Ey çocuklarda uyuyan intizamsız güneşler!
gelin ve boğdurun bu köleleri.
Cellâdıma Gülümserken
Çektirdiğim Resmin Arkasındaki Satırlar
Ben İsmet Özel, şair, kırk yaşında.
Her şey ben yaşarken oldu, bunu bilsin insanlar
ben yaşarken koptu tufan
ben yaşarken yeni baştan yaratıldı kâinat
her şeyi gördüm içim rahat
gök yarıldı, çamura can verildi
linç edilmem için artık bütün deliller elde
kazandım nefretini fahişelerin
lanet ediyor bana bakireler de.
Sözlerim var köprüleri geçirmez
kimseyi ateşten korumaz kelimelerim
kılıçsızım, saygım kalmadı buğday saplarına
uçtum ama uçuşum
radarlarla izlendi
gayret ettim ve sövdüm
bu da geçti polis kayıtlarına.
Haytanın biriyim ben, bunu bilsin insanlar
ruhumun peşindedir zaptiyeler ve maliye
kara ruhlu der bana görevini aksatmayan kim varsa
laboratuvarda çalışanlara sorarsanız
ruhum sahte
evi Nepal`de kalmış
Slovakyalı salyangozdur ruhum
sınıfları doğrudan geçip
gerçekleri gören gençlerin gözünde.
Acaba kim bilen doğrusunu? Hatta ben
kıyı bucak kaçıran ben ruhumu
sanki ne anlıyorum?
Ola ki
şeytana satacak kadar bile bende ondan yok.

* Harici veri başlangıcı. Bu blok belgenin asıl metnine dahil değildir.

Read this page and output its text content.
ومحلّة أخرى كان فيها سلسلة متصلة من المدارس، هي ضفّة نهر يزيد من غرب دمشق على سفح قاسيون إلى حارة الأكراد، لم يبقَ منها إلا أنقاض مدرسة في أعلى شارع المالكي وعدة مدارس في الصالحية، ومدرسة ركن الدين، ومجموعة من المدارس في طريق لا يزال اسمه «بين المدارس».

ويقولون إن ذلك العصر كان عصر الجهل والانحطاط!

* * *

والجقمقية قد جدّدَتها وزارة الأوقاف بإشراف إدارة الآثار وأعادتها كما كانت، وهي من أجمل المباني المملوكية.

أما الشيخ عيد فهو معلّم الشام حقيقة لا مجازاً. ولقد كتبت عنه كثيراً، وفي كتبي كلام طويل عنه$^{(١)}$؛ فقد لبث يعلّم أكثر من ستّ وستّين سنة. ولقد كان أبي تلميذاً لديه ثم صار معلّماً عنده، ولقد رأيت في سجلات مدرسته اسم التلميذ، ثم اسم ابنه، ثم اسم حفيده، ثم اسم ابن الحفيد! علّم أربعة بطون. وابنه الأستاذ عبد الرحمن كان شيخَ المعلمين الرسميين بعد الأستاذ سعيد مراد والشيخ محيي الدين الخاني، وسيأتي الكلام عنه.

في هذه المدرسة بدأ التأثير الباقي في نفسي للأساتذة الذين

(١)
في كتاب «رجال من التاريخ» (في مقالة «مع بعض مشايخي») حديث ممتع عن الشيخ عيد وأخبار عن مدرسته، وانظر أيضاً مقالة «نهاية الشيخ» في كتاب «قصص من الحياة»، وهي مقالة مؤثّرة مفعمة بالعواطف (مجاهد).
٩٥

Telaş içinde kendime bir devlet sırrı beğeniyorum
çünkü bu, ruhum olmasa da saklanacak bir şeydir
devlet sırrıyla birlikte insanın
sinematografik bir hayatı olabilir
o kibar çevrelerden gizli batakhanelere
yolculuklar, lokantalar, kır gezmeleri
ve sonunda estetik bir
idam belki!
Evet, evet ruhu olmak
bütün bunları sağlayamaz insana.
Doğruysa bu yargı
bu sonuç
bu çıkarsama
neden peki her şeyi bulandırıyor
ertelenen bir konferans
geç kalkan bir otobüs?
Milli şefin treni niçin beyaz?
Ruslar neden yürüyorlar Berlin`e?
Ne saçma! Ne budalaca!
Dört İncil`den Yuhanna`yı
tercih edişim niye?
Ben oysa
herkes gibi
herkesin ortasında
burada, bu istasyonda, bu siyah
paltolu casusun eşliğinde
en okunaklı çehremle bekliyorum
oyundan çıkmıyorum
korkuyorum sıram geçer
biletim yanar diye
önümde bir yığın açalya
bir sürü çarkıfelek
gergin çenekli cesetleriyle
önümde binlerce çiçek
korkuyorum sıra sende
sen de başla ve bitir diyecek.
Yo, hayır
yapamaz bunu, yapmasın bana dünya
söyleyin
aynada iskeletini
görmeye kadar varan kaç
kaç kişi var şunun şurasında?
Gelin
bir pazarlık yapalım sizinle ey insanlar!
Bana kötü
bana terkettiğiniz düşünceleri verin
o vazgeçtiğiniz günler, eski yanlışlarınız
ah, ne aptalmışım dediğiniz zamanlar
onları verin, yakınmalarınızı
artık gülmeye değer bulmadığınız şakalar
ben aştım onları dediğiniz ne varsa
bunda üzülecek ne var dediğiniz neyse onlar
boşa çıkmış çabalar, bozuk niyetleriniz
içinizde kırık dökük, yoksul, yabansı
verin bana
verin taammüden işlediğiniz suçları da.
Bedelinde biliyorum size çek
yazmam yakışık almaz
bunca kaybolmuş talan
parayla ölçülür mü ya?
Bakın ben, birçok tuhaf
marifetimin yanı sıra
ilginç ödeme yolları bulabilen biriyim
üstüme yoktur ödeme hususunda
sözün gelişi
üyesi olduğunuz dernek toplantısında
bir söyleve ne dersiniz?
Bir söylev: Büyük İnsanlık İdeali hakkında!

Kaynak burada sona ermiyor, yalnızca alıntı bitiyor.